The doctor did a number of tests, and after 30 excruciatingly long minutes of waiting, he told me my heart was fine. He said that I had experienced a major panic attack, which simulated the same symptoms of cardiac arrest. I was so relieved, and we drove home thinking my experience was simply a one time thing. It wasn't.
Over the next few months, I continued to deal with anxiety and panic attacks, some of which woke me up in the middle of the night. There were times I couldn't feel my arms and legs, and other times I was sure my heart was going to beat out of my chest. I had to cancel a number of concerts while I tried to get everything under control.
Over and over I reminded myself what Paul said to the church in Philippi. "Do not be anxious about anything, but in everything by prayer and supplication with thanksgiving let you requests be made known to God. And the peace of God, which surpasses all understanding, will guard your hearts and your minds in Christ Jesus" (Philippians 4:6-7). I needed the peace of God to guard my heart and my mind, so every time I experienced a panic attack, I prayed for that. I would wake up each day and say, "God, this day belongs to you. I can't make it without you. I literally can't breathe without you. I need you to carry me." And He did carry me, and He still does. He carried me through each day even before I experienced the anxiety, but I just didn't realize it. It took these difficult moments for me to realize how much I need Jesus.
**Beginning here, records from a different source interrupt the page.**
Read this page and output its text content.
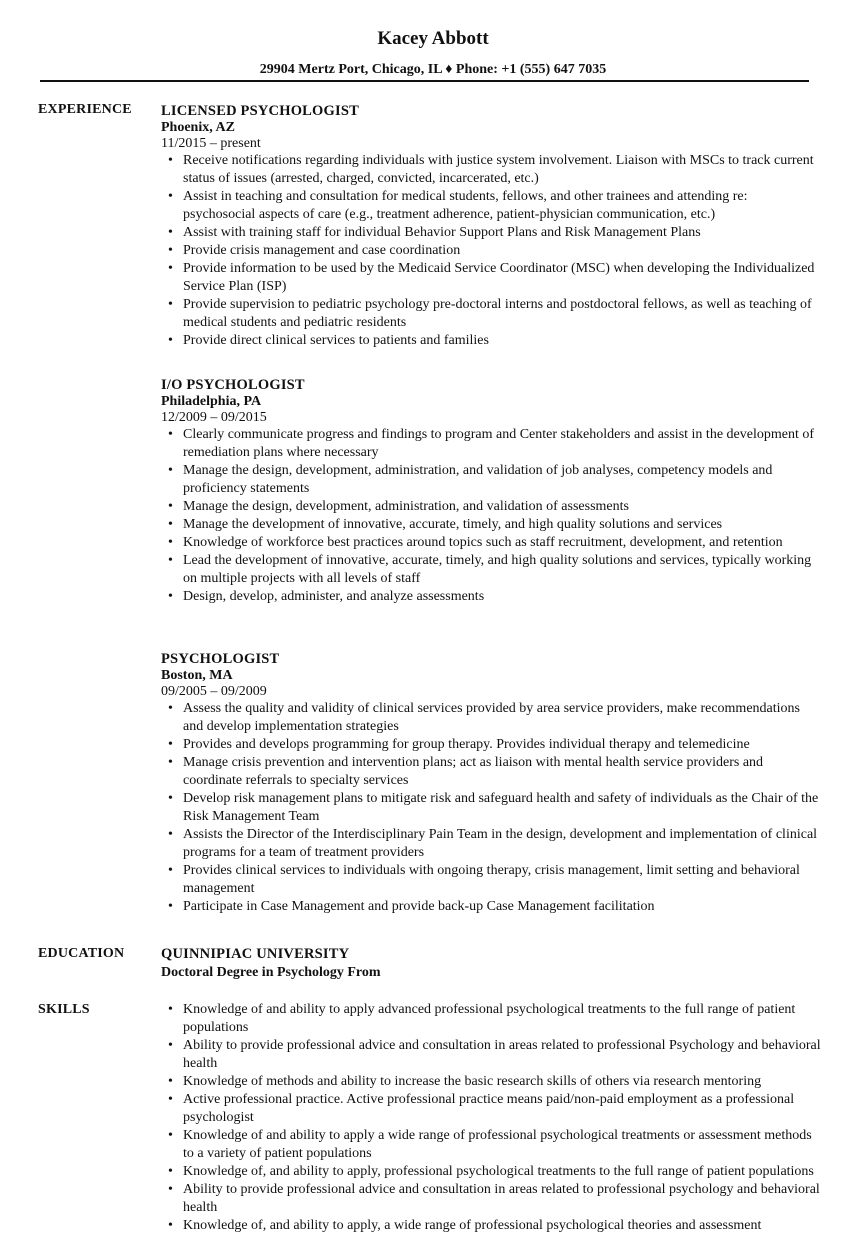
Kacey Abbott
29904 Mertz Port, Chicago, IL ♦ Phone: +1 (555) 647 7035
EXPERIENCE LICENSED PSYCHOLOGIST
Phoenix, AZ
11/2015 – present
• Receive notifications regarding individuals with justice system involvement. Liaison with MSCs to track current status of issues (arrested, charged, convicted, incarcerated, etc.)
• Assist in teaching and consultation for medical students, fellows, and other trainees and attending re: psychosocial aspects of care (e.g., treatment adherence, patient-physician communication, etc.)
• Assist with training staff for individual Behavior Support Plans and Risk Management Plans
• Provide crisis management and case coordination
• Provide information to be used by the Medicaid Service Coordinator (MSC) when developing the Individualized Service Plan (ISP)
• Provide supervision to pediatric psychology pre-doctoral interns and postdoctoral fellows, as well as teaching of medical students and pediatric residents
• Provide direct clinical services to patients and families
I/O PSYCHOLOGIST
Philadelphia, PA
12/2009 – 09/2015
• Clearly communicate progress and findings to program and Center stakeholders and assist in the development of remediation plans where necessary
• Manage the design, development, administration, and validation of job analyses, competency models and proficiency statements
• Manage the design, development, administration, and validation of assessments
• Manage the development of innovative, accurate, timely, and high quality solutions and services
• Knowledge of workforce best practices around topics such as staff recruitment, development, and retention
• Lead the development of innovative, accurate, timely, and high quality solutions and services, typically working on multiple projects with all levels of staff
• Design, develop, administer, and analyze assessments
PSYCHOLOGIST
Boston, MA
09/2005 – 09/2009
• Assess the quality and validity of clinical services provided by area service providers, make recommendations and develop implementation strategies
• Provides and develops programming for group therapy. Provides individual therapy and telemedicine
• Manage crisis prevention and intervention plans; act as liaison with mental health service providers and coordinate referrals to specialty services
• Develop risk management plans to mitigate risk and safeguard health and safety of individuals as the Chair of the Risk Management Team
• Assists the Director of the Interdisciplinary Pain Team in the design, development and implementation of clinical programs for a team of treatment providers
• Provides clinical services to individuals with ongoing therapy, crisis management, limit setting and behavioral management
• Participate in Case Management and provide back-up Case Management facilitation
EDUCATION	QUINNIPIAC UNIVERSITY
Doctoral Degree in Psychology From
SKILLS
•	Knowledge of and ability to apply advanced professional psychological treatments to the full range of patient populations
• Ability to provide professional advice and consultation in areas related to professional Psychology and behavioral health
• Knowledge of methods and ability to increase the basic research skills of others via research mentoring
• Active professional practice. Active professional practice means paid/non-paid employment as a professional psychologist
• Knowledge of and ability to apply a wide range of professional psychological treatments or assessment methods to a variety of patient populations
• Knowledge of, and ability to apply, professional psychological treatments to the full range of patient populations
• Ability to provide professional advice and consultation in areas related to professional psychology and behavioral health
• Knowledge of, and ability to apply, a wide range of professional psychological theories and assessment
The truth is, we all need Jesus to carry us. We are lost without him. As Augustine said, "our souls are restless until they find their rest in You." Maybe you struggle with anxiety. Maybe you're dealing with something else, like divorce, abuse, financial troubles, or doubt. Perhaps everything seems to be going well in your life, but even if that's the case, Jesus is the only one who can sustain you, whether you realize it or not. Colossians 1:17 reminds us, "He is before all things, and in him all things hold together."
I still struggle with anxiety, but God's peace has been palpable during my trials. He is teaching me how to truly rely on His strength instead of my own. He is teaching me that just as he holds this universe together, he also holds my heart.
My prayer has been, and will continue to be the chorus of my song, "Carry Me."
"Carry me, carry me, carry me now, From my sinking sand to Your solid ground, The only way I'm ever going to make it out Is if you carry me, carry me, carry me now."